The four deputies behind the alternative model want to see two 11-18 schools created under a single executive management structure, a devolution of powers from the Education Office to school leaders and a consolidation of all technical and vocational studies at one College of Further Education campus.

They have not committed to which two schools should be used, saying that an architect’s conclusion that La Mare de Carteret and Baubigny were most suited to site extension was based on a high-level 24-page assessment of each site.

Education, Sport & Culture ‘has not yet had the opportunity to discuss the alternative model in detail’, a spokesman said, and will do so at its first meeting in the new year.

However, Deputy Meerveld, who stepped down from the committee earlier this month over a bungled PR campaign, said the report was not worth the wait.

‘I am very disappointed – I was expecting a proposal that actually had some meat to it, but this is just a high-level concept instructing the future ESC committee to go back to the drawing board and work up a new two-school model from scratch,’ he said.

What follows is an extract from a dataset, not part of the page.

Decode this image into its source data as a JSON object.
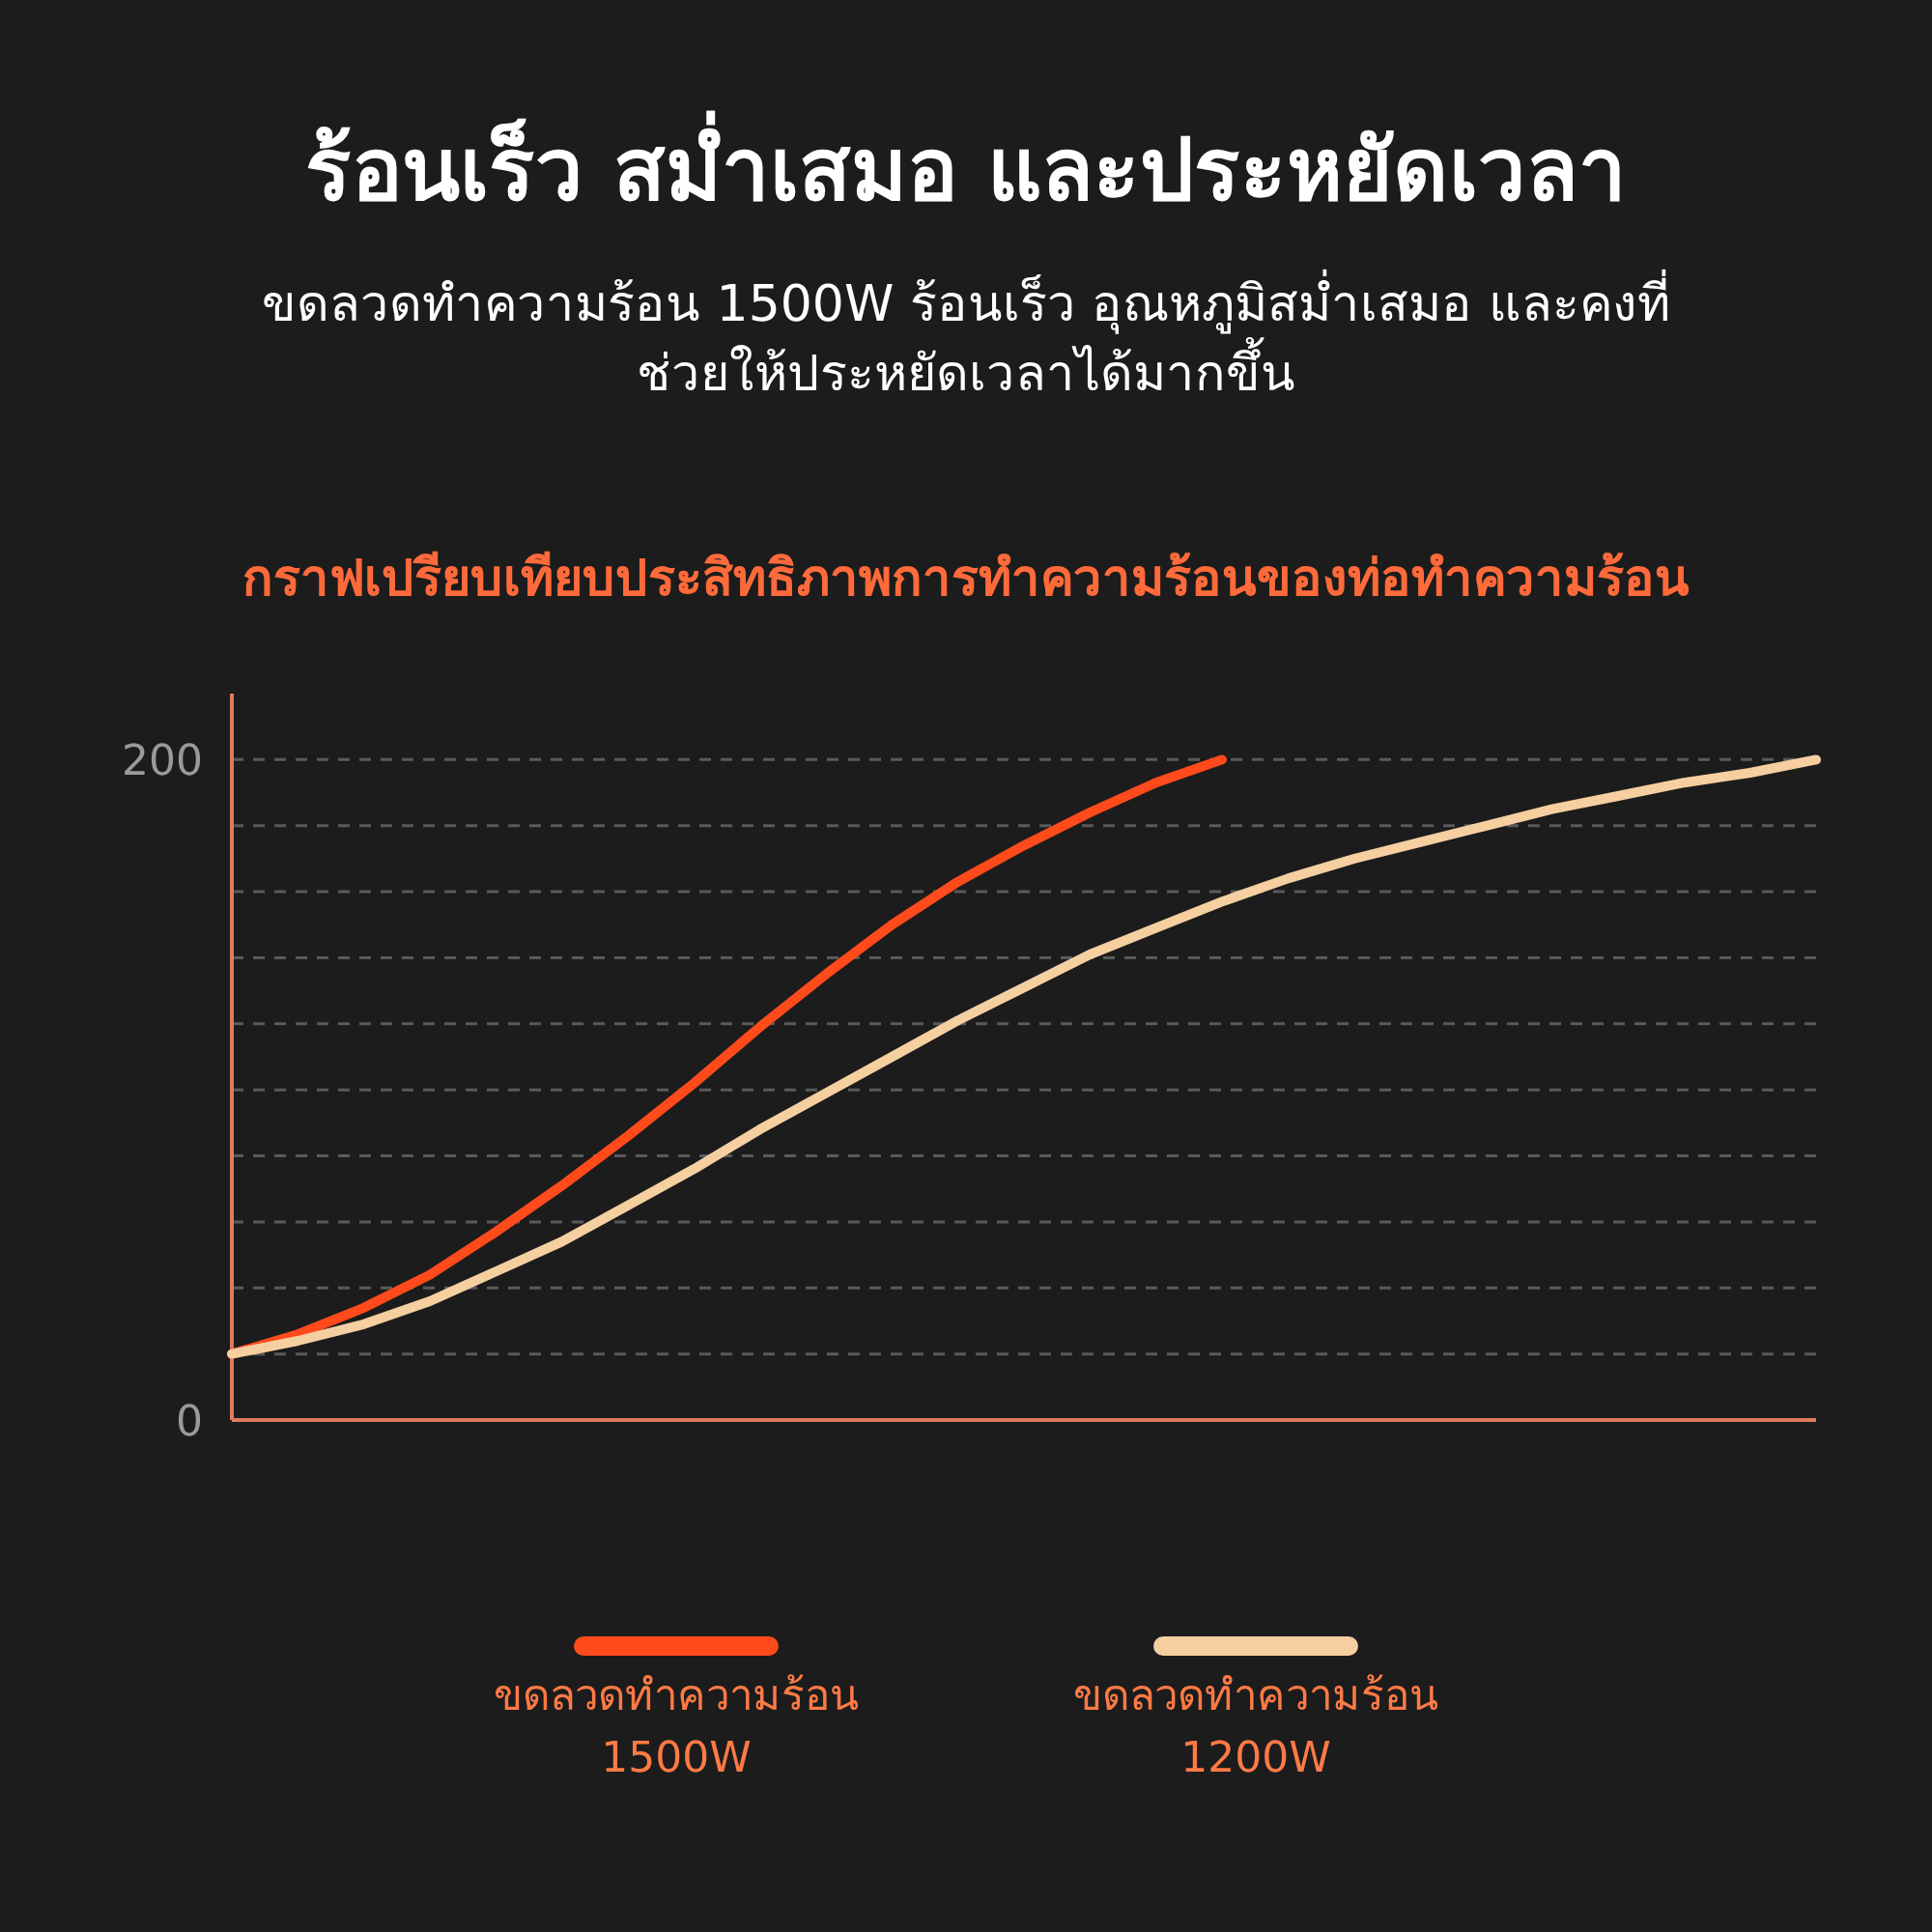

‘All it does is say, “We think two schools are better”. Personally I think it has proved to be a waste of £93,000 and, by delaying the debate of the ESC committee’s proposals, it could end up costing the States millions of pounds more.

‘Whilst I would hope that States members would dismiss this as simply a waste of time, the States has a history of procrastinating on major issues, such as the waste strategy, and pushing them down the line rather than making a decision.’